On the Equivalence among Problems of Bounded Width

TL;DR

This paper establishes the equivalence of various bounded-width problems in parameterized complexity, introduces a new complexity class EPNL, and shows certain problems are EPNL-complete, highlighting their computational interrelations.

Contribution

It introduces decomposition-based reductions for problem equivalence, defines the EPNL class, and proves EPNL-completeness for key problems parameterized by path-width.

Findings

Bounded-width problems are equivalent under certain conditions.

EPNL includes Set Cover and Directed Hamiltonicity.

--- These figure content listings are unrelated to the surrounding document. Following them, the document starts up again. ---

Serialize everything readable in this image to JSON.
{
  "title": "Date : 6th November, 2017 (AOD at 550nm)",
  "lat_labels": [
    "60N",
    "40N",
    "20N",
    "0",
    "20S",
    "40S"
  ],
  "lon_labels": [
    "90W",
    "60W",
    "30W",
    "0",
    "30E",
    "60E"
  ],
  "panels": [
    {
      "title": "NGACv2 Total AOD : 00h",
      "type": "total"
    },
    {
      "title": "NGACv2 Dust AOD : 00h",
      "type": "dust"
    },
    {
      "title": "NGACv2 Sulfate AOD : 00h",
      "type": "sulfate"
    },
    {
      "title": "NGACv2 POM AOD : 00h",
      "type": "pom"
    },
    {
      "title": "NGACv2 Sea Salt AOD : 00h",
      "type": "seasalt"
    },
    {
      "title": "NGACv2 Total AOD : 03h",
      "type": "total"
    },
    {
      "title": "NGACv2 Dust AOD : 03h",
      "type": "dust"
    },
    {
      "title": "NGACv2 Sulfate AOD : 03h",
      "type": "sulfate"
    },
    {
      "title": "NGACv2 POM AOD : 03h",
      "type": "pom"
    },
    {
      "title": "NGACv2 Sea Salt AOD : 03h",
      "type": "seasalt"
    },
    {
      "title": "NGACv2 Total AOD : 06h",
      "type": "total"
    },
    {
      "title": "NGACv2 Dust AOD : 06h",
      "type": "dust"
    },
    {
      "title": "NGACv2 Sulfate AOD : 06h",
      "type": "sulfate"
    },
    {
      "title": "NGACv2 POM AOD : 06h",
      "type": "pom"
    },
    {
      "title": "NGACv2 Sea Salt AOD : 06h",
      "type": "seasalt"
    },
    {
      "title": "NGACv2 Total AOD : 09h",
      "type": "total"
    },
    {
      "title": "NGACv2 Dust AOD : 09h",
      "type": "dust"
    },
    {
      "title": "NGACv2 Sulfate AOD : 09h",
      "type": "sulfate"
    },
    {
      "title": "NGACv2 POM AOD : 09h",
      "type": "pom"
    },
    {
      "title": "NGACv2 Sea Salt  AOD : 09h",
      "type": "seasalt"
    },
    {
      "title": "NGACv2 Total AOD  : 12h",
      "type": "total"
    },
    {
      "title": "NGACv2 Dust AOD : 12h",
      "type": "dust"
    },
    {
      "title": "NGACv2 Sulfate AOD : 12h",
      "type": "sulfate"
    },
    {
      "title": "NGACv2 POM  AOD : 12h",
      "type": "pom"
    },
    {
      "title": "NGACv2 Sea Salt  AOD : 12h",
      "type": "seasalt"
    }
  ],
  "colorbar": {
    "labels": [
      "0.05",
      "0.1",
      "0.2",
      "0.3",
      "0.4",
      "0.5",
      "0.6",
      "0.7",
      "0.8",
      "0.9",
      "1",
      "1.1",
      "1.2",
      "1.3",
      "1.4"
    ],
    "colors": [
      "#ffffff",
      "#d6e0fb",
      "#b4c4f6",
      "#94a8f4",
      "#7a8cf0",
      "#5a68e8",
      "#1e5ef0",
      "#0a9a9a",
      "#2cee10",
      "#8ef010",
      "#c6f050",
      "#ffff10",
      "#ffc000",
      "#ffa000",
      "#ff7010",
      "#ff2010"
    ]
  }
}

Certain problems are EPNL-complete, linking their complexity.

Abstract

In this paper, we introduce a methodology, called decomposition-based reductions, for showing the equivalence among various problems of bounded-width. First, we show that the following are equivalent for any $\alpha > 0$: * SAT can be solved in $O^*(2^{\alpha \mathrm{tw}})$ time, * 3-SAT can be solved in $O^*(2^{\alpha \mathrm{tw}})$ time, * Max 2-SAT can be solved in $O^*(2^{\alpha \mathrm{tw}})$ time, * Independent Set can be solved in $O^*(2^{\alpha \mathrm{tw}})$ time, and * Independent Set can be solved in $O^*(2^{\alpha \mathrm{cw}})$ time, where tw and cw are the tree-width and clique-width of the instance, respectively. Then, we introduce a new parameterized complexity class EPNL, which includes Set Cover and Directed Hamiltonicity, and show that SAT, 3-SAT, Max 2-SAT, and Independent Set parameterized by path-width are EPNL-complete. This implies that if one of these EPNL-complete problems can be solved in $O^*(c^k)$ time, then any problem in EPNL can be solved in $O^*(c^k)$ time.